In early 2020, when COVID-19 was starting to circulate in the news as a potential threat to human beings, it was reported that Steven Soderbergh's 2011 thriller Contagion was seeing an uptick in streams on televisions across the country. In 2011, Soderbergh's film was lauded by critics and epidemiologists alike for its unflinching and by-all-accounts accurate look at the hypothetical threat of a pandemic, and many Americans turned to the film in 2020 as a prophetic representation of the reality of COVID-19.

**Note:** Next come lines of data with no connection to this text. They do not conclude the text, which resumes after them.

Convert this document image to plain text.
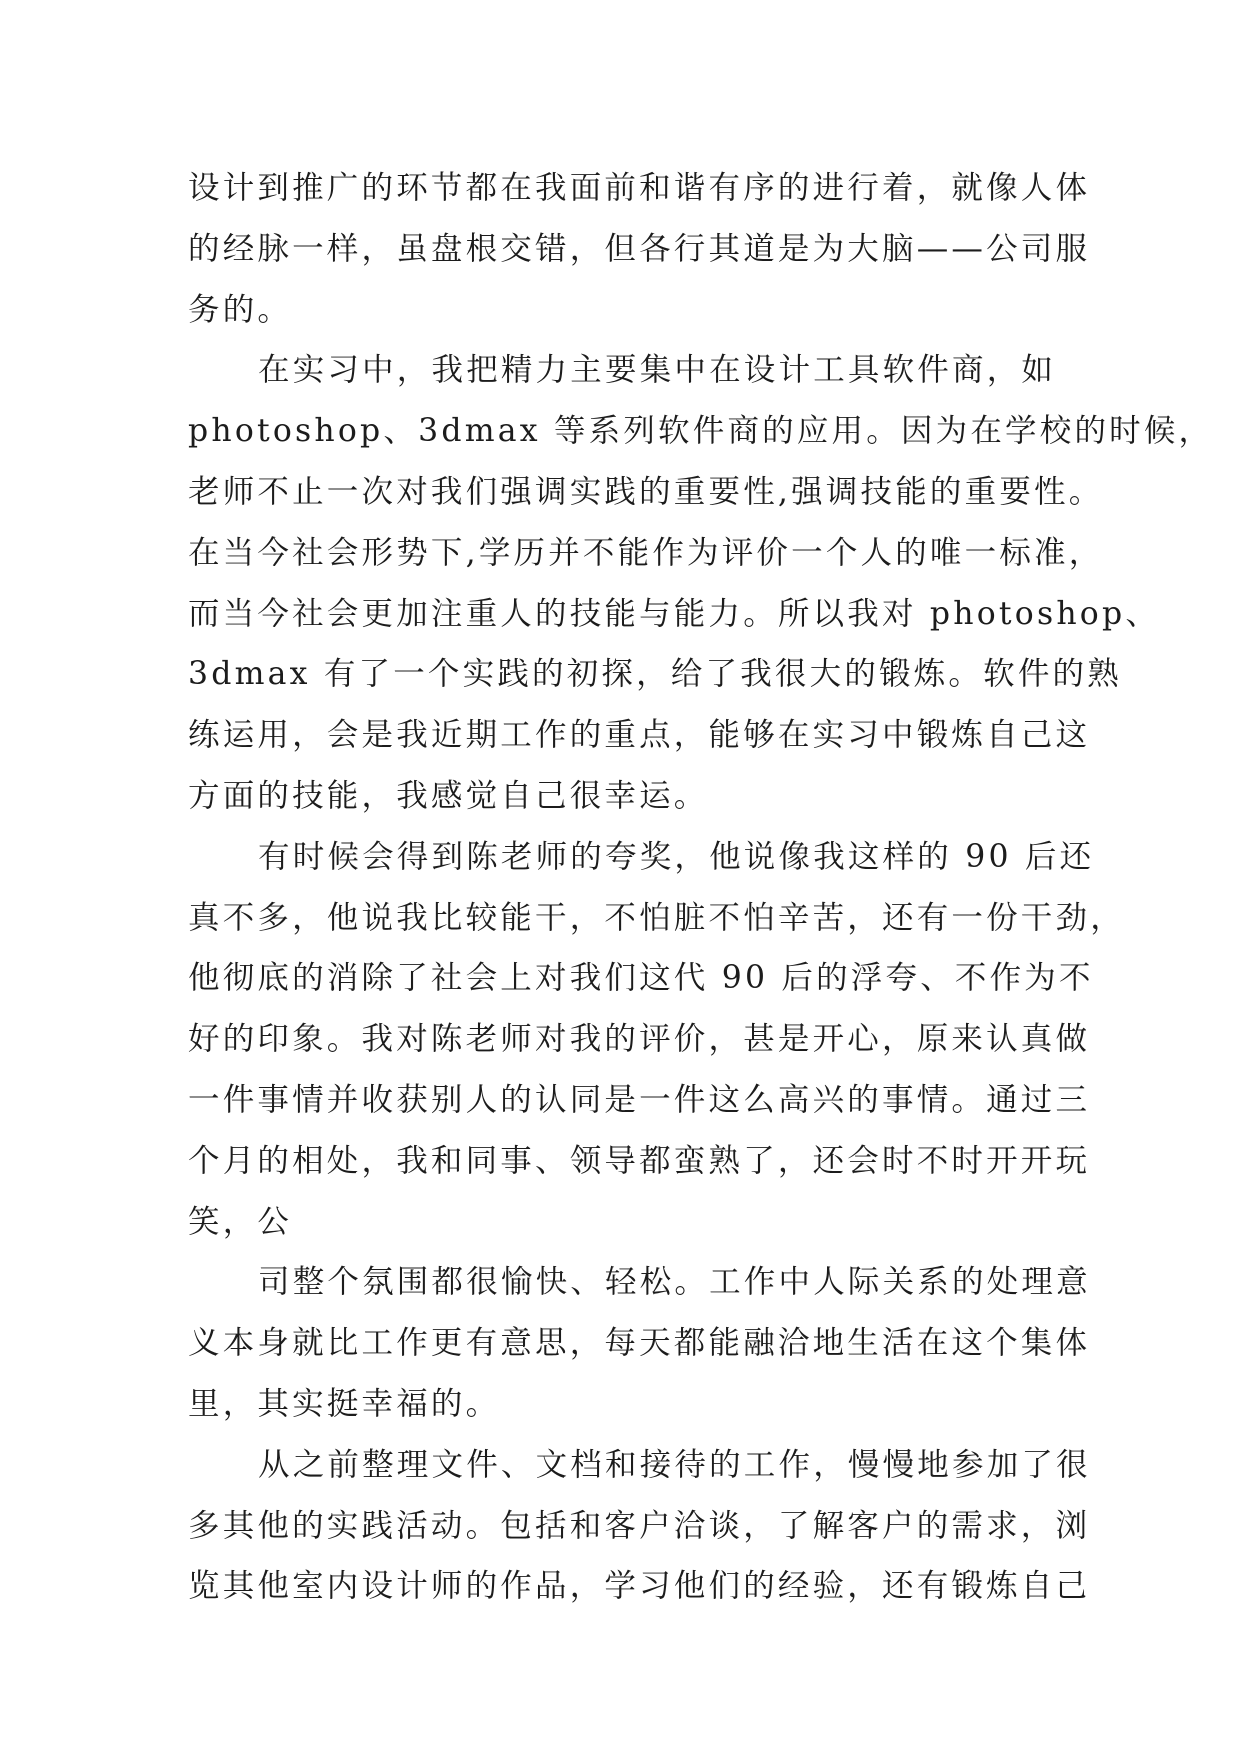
设计到推广的环节都在我面前和谐有序的进行着，就像人体
的经脉一样，虽盘根交错，但各行其道是为大脑——公司服
务的。
在实习中，我把精力主要集中在设计工具软件商，如
photoshop、3dmax 等系列软件商的应用。因为在学校的时候，
老师不止一次对我们强调实践的重要性,强调技能的重要性。
在当今社会形势下,学历并不能作为评价一个人的唯一标准，
而当今社会更加注重人的技能与能力。所以我对 photoshop、
3dmax 有了一个实践的初探，给了我很大的锻炼。软件的熟
练运用，会是我近期工作的重点，能够在实习中锻炼自己这
方面的技能，我感觉自己很幸运。
有时候会得到陈老师的夸奖，他说像我这样的 90 后还
真不多，他说我比较能干，不怕脏不怕辛苦，还有一份干劲，
他彻底的消除了社会上对我们这代 90 后的浮夸、不作为不
好的印象。我对陈老师对我的评价，甚是开心，原来认真做
一件事情并收获别人的认同是一件这么高兴的事情。通过三
个月的相处，我和同事、领导都蛮熟了，还会时不时开开玩
笑，公
司整个氛围都很愉快、轻松。工作中人际关系的处理意
义本身就比工作更有意思，每天都能融洽地生活在这个集体
里，其实挺幸福的。
从之前整理文件、文档和接待的工作，慢慢地参加了很
多其他的实践活动。包括和客户洽谈，了解客户的需求，浏
览其他室内设计师的作品，学习他们的经验，还有锻炼自己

Indeed there was an uptick in viewings of many different films about disease, including 1995's Outbreak, Terry Gilliam's 1995 film 12 Monkeys, and even Shaun of the Dead, which is less about disease than it is about a zombie apocalypse. Psychologists weighed in on the very human impulse to see a tidy narrative attached to an instance of overwhelming human difficulty. In an article for Insider in April 2020, Jason Guerrasio spoke to Dr. Pamela Rutledge, the director of the Media Psychology Research Center, and wrote, "Rutledge said movies are just one aspect of coping with this unprecedented situation we are living through, which can lead to depression." While it perhaps seems counterintuitive to look at disaster films in the wake of a real disaster, psychologists agreed that fictional stories could help give shape to living through an invisible threat.
Contagion may not be an entirely accurate preview of the events of 2020—it is Hollywood after all—but that does not mean that the parallels do not help to make sense of the historic events surrounding COVID-19. At the time of its release, Soderbergh was frank about his rigorous research about pandemics and his sense that it was only a matter of time before a real-life pandemic occurred. In an interview in 2020, he told reporters, “Everybody we talked to when we were preparing that film, every expert, when we asked them how will the next one start, to a person, they said, wet market, Asia, there’s probably going to be a bat involved. Literally all of them. Ten years ago, 11 years ago. So it’s not a surprise.”